Eastern Carolina fire department deals with staffing shortages
JACKSONVILLE, N.C. (WITN) - The U.S. Chamber of Commerce says 47 million Americans quit their jobs last year.
Although many people have returned to the workforce, some positions aren’t seeing as much interest as usual.
Officials with the Jacksonville fire department say the department has seen fewer applications coming across its desk this year compared to last year.
“Usually we get a couple hundred applicants. And we’ve gotten in the 70′s,” Jacksonville Fire Deputy Chief Amy Procopio said.
“Looking at 2018, 2019, and the beginning of 2020, employers were starting to feel somewhat of a pinch,” NCWorks’ Lindsay Gress added.
Employment experts say—at their lowest—unemployment rates were nearly at 14% in Onslow County at the start of the pandemic.
That number has recently moved to 4%, though Gress explains that the organization has noticed a shift in the county’s workforce.
“Right now our top two employers that have the most jobs posted are our school, Onslow County school district, and Onslow Memorial Hospital. So, education and health care is huge,” Gress said.
Procopio says there are times when multiple EMS calls are going on at the same time.
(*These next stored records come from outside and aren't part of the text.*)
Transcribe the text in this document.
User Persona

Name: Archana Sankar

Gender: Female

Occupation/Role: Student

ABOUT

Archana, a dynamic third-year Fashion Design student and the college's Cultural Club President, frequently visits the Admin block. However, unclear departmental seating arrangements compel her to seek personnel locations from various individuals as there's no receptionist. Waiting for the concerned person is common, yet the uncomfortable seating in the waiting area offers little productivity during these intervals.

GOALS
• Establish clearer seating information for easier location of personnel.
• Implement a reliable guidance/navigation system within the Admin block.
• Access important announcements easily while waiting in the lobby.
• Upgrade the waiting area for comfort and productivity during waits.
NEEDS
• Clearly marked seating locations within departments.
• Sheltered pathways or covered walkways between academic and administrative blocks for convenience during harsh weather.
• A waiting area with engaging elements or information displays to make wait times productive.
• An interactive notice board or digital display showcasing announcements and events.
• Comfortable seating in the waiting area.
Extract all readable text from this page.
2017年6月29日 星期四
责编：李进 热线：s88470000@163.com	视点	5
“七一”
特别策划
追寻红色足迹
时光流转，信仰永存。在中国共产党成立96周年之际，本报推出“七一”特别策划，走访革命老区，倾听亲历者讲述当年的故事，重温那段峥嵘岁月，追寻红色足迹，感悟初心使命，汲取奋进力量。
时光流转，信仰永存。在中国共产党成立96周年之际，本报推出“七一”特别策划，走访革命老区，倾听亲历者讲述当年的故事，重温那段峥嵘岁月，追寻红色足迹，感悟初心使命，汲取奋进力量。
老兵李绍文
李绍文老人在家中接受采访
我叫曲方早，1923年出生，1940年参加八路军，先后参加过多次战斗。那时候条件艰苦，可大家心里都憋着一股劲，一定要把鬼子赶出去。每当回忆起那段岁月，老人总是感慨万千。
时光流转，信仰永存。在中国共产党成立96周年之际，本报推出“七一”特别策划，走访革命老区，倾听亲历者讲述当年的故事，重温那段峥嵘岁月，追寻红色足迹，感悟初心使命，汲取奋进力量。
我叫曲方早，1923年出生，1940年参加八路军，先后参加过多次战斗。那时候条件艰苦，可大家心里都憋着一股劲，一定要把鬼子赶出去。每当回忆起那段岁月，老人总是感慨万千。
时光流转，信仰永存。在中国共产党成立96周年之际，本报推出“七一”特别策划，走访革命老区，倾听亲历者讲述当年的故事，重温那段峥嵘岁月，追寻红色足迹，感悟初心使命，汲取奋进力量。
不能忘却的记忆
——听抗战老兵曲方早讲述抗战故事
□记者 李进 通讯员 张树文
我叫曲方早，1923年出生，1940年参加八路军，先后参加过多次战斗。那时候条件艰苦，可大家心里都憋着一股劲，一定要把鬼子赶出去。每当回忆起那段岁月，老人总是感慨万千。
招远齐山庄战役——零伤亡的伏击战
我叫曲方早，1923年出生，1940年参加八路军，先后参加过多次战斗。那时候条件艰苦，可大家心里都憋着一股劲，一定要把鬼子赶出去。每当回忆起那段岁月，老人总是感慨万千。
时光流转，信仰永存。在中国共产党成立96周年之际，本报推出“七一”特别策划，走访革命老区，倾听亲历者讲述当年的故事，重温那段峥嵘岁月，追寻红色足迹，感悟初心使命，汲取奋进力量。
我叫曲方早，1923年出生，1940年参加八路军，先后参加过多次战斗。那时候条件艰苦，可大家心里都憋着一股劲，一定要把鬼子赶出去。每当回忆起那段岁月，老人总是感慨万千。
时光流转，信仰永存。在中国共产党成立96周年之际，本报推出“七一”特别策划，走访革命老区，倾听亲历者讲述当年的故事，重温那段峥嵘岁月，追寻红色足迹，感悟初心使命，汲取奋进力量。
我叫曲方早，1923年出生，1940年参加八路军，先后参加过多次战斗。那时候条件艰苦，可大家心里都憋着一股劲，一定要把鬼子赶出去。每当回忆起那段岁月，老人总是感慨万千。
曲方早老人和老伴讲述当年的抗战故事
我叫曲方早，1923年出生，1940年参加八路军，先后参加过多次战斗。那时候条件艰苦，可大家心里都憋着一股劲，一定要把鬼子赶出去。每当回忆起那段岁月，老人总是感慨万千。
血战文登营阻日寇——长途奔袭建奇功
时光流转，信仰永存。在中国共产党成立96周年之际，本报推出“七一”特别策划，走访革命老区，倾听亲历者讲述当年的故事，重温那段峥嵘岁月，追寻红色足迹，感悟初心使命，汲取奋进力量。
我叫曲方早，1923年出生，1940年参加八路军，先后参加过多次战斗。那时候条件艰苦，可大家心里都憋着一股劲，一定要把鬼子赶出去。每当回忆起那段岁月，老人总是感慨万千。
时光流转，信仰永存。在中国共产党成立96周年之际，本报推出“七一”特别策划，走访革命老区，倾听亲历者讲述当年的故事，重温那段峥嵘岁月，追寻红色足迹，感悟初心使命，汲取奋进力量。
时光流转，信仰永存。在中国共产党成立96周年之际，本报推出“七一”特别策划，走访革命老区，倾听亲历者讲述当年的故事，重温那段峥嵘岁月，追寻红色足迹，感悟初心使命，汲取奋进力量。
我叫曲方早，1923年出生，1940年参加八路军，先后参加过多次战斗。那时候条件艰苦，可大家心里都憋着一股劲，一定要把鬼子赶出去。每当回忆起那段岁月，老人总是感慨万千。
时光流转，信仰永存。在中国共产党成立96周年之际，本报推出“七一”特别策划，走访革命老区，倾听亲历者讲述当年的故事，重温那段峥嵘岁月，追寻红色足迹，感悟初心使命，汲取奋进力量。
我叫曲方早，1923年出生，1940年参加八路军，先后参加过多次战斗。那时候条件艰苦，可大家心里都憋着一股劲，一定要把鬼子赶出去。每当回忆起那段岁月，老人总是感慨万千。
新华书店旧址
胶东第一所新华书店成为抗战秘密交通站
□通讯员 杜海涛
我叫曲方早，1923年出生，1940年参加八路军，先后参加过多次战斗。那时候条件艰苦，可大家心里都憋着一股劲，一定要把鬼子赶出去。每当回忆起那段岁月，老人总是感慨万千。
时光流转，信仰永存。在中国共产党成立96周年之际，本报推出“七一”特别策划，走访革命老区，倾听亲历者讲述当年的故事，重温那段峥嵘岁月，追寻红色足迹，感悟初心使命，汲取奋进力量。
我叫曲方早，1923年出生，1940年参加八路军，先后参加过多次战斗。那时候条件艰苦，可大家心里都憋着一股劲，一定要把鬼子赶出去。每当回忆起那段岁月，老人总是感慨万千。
The fire department says it receives an estimated average of 20 calls to respond to a day while assisting other agencies.
“Police organizations, fire organizations, the military. Everybody has been struggling with applicants for this type of work. And we’re all kind of pulling from the same type of applicant pool, so it has been a challenge,” Procopio said.
The fire department’s application process will close on Aug. 10th for this year’s hiring process.
The Jacksonville fire department says applicants don’t need to have firefighter or EMT certification, but applicants with certification are preferred.
The certification courses can take as long as a year to complete.